Repeatedly James assures him that the book would be very successful with the British public (which he calls “the BP”).

It wasn’t. Typically the TLS wrote that Belchamber “is a literary work rather than a work of literature,” which presumably means it was uninspired and unpersuasive if carefully elaborated. The other critics were equally harsh, objecting to Cissy as a disagreeable woman and Sainty as a weakling, and the book sank quickly out of sight. It had to wait until the 1930s, a decade and more after Sturgis’s death, to be hailed as a classic by E.M. Forster in an essay he collected in Abinger Harvest. One critic, George Thomson, even argues that Sturgis may have influenced Forster’s earliest fiction. Thomson points out that Belchamber is intimate (in its direct access to the pathos of Sainty’s feelings) and ironic (in its satirical portraiture of most of the other characters). Thomson argues that Forster adopted the ironic tone but rejected being on an intimate footing with the main characters—what we might call “doting.” Forster never dotes on his characters but rather treats them all with a bracing dose of ironic distance.

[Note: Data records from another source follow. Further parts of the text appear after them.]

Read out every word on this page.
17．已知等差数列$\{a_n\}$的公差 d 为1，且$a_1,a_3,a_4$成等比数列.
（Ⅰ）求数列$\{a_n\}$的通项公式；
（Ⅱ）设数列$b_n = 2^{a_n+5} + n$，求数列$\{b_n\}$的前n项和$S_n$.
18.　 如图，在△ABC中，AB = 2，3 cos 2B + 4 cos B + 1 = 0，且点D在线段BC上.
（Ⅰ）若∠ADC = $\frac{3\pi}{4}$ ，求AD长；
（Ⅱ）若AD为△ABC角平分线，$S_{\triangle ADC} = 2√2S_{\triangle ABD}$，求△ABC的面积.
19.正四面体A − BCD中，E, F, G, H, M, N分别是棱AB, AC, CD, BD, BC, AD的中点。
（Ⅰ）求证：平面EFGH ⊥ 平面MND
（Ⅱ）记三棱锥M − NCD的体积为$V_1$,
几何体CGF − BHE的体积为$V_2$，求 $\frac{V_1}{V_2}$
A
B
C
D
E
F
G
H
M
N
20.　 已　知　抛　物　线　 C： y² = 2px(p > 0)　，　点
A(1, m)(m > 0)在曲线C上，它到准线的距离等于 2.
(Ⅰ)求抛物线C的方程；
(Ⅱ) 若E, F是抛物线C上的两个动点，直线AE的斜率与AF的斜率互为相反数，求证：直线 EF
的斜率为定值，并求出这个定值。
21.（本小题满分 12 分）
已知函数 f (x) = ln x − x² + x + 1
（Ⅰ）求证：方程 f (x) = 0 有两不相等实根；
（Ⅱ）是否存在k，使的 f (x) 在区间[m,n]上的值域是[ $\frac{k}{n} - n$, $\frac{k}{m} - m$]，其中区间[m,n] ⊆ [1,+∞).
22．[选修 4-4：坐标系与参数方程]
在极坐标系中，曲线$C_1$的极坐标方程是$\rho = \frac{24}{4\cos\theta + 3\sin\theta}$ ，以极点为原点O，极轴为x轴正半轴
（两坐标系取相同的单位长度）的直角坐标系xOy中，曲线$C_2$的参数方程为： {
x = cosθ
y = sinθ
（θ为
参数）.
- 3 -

Santayana was clearly influenced by Belchamber in The Last Puritan, “a memoir in the form of a novel” that he took forty years to write. By 1966 the anonymous reviewer of the TLS was calling a reissue of Belchamber “a remarkable book.” The supporting cast, the reviewer wrote, “was a collection of deplorable though intensely lifelike characters, which include some of the most appalling women to be encountered in all fiction.” In fact they seem no worse than the women in the slightly later Guermantes Way.

After Belchamber Sturgis wrote almost nothing except a short story in which a younger writer is severely criticized by his imperious mentor and commits suicide. In the story, “The China Pot,” a stand-in for James called John Throckmorton lets slip several half-uttered but damning criticisms of an unfinished novel by Sturgis’s double, Jimmy. Mortally wounded, Jimmy withdraws from society. He cannot go on living while knowing that his hero, Throckmorton, thinks he is talentless. He kills himself. At the funeral Throckmorton pretends that he can’t fathom why Jimmy, who had “everything,” would have committed suicide. Jimmy’s best friend also pretends out of politeness to be mystified.

In real life Sturgis was much more sanguine about giving up his writing career. His friend A.C. Benson said that he thought Sturgis had all the makings of a great writer except the drive. Perhaps he was right. Though Sturgis ran through his fortune and fell on hard times toward the end of his life (he even proposed that Santayana live with him as a paying guest), he still seemed to be enjoying himself. He told Wharton after he underwent unsuccessful surgery for cancer, “I’m enjoying dying very much.”